Hypo-U-Ausschuss ist auf Schiene

Nationalrat

Hypo-U-Ausschuss ist auf Schiene

 Der Nationalrat hat am Mittwoch den von der Opposition lange herbeigesehnten Hypo-Untersuchungsausschuss in einer Sondersitzung auf Schiene gebracht. FPÖ, Grüne und NEOS stellten am Nachmittag ein entsprechendes Verlangen, womit - nach den seit Jahresbeginn gültigen neuen Regeln - den Anforderungen genüge getan war. Am Vormittag gedachte das Hohe Haus der Terroropfer von Paris.

Untersuchungsgegenstand des Ausschusses wird die Vollziehung des Bundes im Zusammenhang mit der Hypo-Group Alpe-Adria, und zwar in den Jahren 2000 bis 2014. In drei Abschnitten und 52 Punkten geht es um den Zeitraum der explodierenden Landeshaftungen unter dem verstorbenen FPÖ/BZÖ-Landeshauptmann Jörg Haider, die Phase der öffentlichen Hilfe und Verstaatlichung sowie die Zeit danach bis zur Gründung der Abwicklungseinheit Heta Asset Resolution samt Beschluss der Hypo-Sondergesetze.

Debattiert und formell eingebracht wurde die Causa im Zuge einer Dringlichen Anfrage an Bundeskanzler Werner Faymann (SPÖ).
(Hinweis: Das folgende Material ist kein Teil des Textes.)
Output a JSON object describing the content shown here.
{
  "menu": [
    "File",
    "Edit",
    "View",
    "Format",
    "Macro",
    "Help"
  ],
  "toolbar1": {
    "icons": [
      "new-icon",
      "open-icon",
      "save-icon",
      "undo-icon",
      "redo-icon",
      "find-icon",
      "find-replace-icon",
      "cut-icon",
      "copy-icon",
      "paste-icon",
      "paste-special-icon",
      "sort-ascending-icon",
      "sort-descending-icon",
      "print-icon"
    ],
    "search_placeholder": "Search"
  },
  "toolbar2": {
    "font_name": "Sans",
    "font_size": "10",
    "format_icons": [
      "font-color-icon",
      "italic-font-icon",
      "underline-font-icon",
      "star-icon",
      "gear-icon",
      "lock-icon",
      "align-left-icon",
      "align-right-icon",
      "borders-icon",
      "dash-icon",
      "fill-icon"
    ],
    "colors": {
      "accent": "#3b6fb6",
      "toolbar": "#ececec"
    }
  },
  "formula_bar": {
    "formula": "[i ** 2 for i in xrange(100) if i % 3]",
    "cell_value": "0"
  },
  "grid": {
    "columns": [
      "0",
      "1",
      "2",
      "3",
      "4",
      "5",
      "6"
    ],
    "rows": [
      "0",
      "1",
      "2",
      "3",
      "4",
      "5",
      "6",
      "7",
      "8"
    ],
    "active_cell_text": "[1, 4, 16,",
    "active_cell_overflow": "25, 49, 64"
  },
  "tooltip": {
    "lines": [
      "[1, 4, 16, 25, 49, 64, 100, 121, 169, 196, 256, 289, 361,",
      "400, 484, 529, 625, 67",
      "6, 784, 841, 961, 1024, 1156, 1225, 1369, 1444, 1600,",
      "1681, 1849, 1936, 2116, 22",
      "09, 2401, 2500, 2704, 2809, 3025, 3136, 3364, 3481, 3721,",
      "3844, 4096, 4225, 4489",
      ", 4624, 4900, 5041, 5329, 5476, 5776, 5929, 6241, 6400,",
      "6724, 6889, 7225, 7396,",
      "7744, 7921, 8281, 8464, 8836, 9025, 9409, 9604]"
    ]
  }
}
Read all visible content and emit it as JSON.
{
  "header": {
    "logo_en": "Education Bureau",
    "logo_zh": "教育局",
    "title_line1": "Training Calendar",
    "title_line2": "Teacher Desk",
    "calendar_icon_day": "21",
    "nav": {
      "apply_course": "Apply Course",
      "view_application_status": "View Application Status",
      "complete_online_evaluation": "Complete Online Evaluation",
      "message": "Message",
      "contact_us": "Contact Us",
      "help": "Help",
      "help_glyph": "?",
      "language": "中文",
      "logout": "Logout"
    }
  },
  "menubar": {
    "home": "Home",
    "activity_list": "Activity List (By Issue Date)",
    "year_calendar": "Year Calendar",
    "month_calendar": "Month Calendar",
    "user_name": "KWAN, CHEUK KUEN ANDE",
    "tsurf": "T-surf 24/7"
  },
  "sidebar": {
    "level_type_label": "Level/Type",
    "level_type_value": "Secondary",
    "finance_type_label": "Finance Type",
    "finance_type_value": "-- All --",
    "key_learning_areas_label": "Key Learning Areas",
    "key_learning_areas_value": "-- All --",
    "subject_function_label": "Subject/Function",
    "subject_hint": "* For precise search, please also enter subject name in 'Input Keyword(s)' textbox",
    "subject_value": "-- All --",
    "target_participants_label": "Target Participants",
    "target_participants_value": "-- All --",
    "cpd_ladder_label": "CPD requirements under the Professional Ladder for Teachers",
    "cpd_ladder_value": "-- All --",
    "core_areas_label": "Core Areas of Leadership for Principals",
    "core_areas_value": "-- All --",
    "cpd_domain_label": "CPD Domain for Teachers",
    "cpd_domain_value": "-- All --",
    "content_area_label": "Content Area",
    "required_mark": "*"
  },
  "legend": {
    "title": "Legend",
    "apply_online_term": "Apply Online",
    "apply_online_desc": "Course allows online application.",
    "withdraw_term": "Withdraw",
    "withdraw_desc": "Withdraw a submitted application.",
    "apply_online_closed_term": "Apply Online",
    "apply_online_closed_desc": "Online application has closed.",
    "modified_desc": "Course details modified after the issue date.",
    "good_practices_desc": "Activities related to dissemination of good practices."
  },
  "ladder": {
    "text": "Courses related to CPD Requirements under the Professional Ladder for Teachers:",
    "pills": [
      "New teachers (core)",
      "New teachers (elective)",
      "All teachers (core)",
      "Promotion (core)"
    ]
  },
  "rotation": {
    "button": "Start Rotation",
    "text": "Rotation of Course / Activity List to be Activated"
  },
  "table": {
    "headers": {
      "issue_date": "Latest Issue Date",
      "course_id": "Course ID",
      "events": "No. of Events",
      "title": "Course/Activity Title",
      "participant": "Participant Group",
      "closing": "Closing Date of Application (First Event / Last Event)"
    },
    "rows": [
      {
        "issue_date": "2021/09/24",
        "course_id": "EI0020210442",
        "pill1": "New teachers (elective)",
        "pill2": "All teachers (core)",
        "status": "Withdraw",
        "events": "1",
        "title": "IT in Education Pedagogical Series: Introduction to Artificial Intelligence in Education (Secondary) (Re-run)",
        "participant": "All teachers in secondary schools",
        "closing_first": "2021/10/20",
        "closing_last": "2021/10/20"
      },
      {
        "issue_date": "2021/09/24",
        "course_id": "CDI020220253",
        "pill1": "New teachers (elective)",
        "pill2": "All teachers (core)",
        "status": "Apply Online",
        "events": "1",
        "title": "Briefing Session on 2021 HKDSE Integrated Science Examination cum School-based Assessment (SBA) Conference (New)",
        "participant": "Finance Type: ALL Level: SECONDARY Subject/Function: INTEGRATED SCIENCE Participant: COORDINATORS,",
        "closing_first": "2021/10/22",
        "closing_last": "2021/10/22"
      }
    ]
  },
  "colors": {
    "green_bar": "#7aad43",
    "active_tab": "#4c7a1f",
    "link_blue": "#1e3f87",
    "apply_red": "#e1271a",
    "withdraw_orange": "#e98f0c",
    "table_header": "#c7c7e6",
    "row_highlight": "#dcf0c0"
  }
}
Auf eine eigene U-Ausschuss-Debatte verzichtete die Opposition entgegen ursprünglicher Ankündigungen. Zu Sitzungsende wurde das Verlangen dem Geschäftsordnungsausschuss zugewiesen. Dieser prüft die Rechtskonformität und erstellt einen Bericht, der spätestens in acht Wochen erneut im Nationalrat debattiert wird. Erst damit ist der U-Ausschuss tatsächlich eingesetzt.

Um den Antrag einzubringen, hatte die Opposition eine Sondersitzung verlangt, die "Dringliche" an Faymann diente als Aufhänger. Die FPÖ bediente sich dabei des Berichts der von der Regierung eingesetzten Griss-Kommission und zitierte ausgiebig daraus. Fazit: Das Hypo-Desaster sei durch eine "Symbiose aus Kontrollversagen, Untätigkeit und Fehlentscheidungen" entstanden.

In seiner Beantwortung verneinte der Kanzler persönliche Fehler. Einmal mehr verwies er darauf, der Empfehlung der eingesetzten Experten-Taskforce gefolgt zu sein. Das mit so manch Verschwörungstheorie umwehte Nachtmahl von Bundespräsident Heinz Fischer mit Faymann und dem damaligen Vizekanzler Michael Spindelegger (ÖVP) vom März vergangenen Jahres spielte der Kanzler herunter. In Österreich werde nicht bei irgendwelchen Abendessen oder Mittagsjausen entschieden, was in der Republik passiere.

Während FP-Klubchef Heinz-Christian Strache in der Begründung der "Dringlichen" die Verantwortung seiner Kärntner Parteifreunde relativierte, widmeten sich die anderen Redner vor allem dem kommenden U-Ausschuss. "Historisches passiert", freute sich der Grüne Vize-Klubchef Werner Kogler, ein Abdrehen durch die Mehrheit sei nicht mehr möglich. NEOS-Klubchef Matthias Strolz ortete einen "großen Tag". Das Team Stronach verkündete die Entsendung von Robert Lugar in den Ausschuss. SPÖ und ÖVP äußerten die Hoffnung auf Sachlichkeit und den Verzicht auf Showeffekte.

Begonnen hatte die Sitzung mit einer Schweigeminute zum Gedenken an die Opfer der Anschläge von Paris. Nationalratspräsidentin Doris Bures (SPÖ), Kanzler Faymann und Innenministerin Johanna Mikl-Leitner (ÖVP) meldeten sich zu Wort. Plädoyers für Freiheit und Versicherungen, dass sich die Gesellschaft von Attentaten nicht auseinanderdividieren lasse, standen im Mittelpunkt.